Литмир - Электронная Библиотека
Содержание  
A
A

Я молча беру по очереди ее холодные, как лед, руки, вытаскиваю из карманов и надеваю на них свои меховые перчатки. Она вертит перед глазами свои руки, ставшие огромными.

— Как у великана. Не знаю теперь, куда их девать.

— Только не потеряйте. Вам бы их, собственно говоря, следовало эти перчатки привязать тесемочками.

— Госссподи! Да перестаньте вы наконец смотреть на меня, как на маленького ребенка. Уверяю вас, что я уже совсем взрослый человек. Вы меня только мало знаете. Дайте ваш стек.
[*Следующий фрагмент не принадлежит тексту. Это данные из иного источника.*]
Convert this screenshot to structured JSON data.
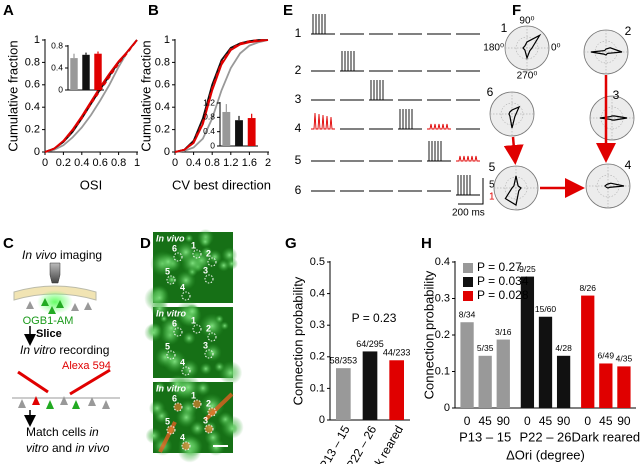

Я закуриваю другую папиросу, вытащив ее из походного кожаного портсигара, висящего на тонком ремешке поверх шинели, а в это время она, вытянув мой стек перед глазами, усиленно смотрит вверх на луну и щурит то один глаз, то другой. Луна отражается синими огоньками в ее черепаховом гребне, на металлической рукоятке стека, на пуговицах шубки. Наконец она отдает мне стек и спрашивает:

— Послушайте, вы не можете мне сказать, почему если вытянуть стек на уровне носа, закрыть правый глаз и смотреть пристально на луну, то она будет с левой стороны, а если зажмурить левый глаз, то она будет с правой стороны?

Я долго смотрю на Верочку, и мне почему-то хочется ее поцеловать.

— Вы прелесть!

— Мерси. Почему это вы вдруг решили?

Сегодня она похожа на девушку с английской открытки.

— Так. В вас есть что-то в высшей степени великобританское.

— В каком смысле? — высокомерно спрашивает она.

— Во всяком.

— Мне кажется, вы ошибаетесь. Многие говорили, что я похожа на английскую головку. А Великобритания здесь ни при чем.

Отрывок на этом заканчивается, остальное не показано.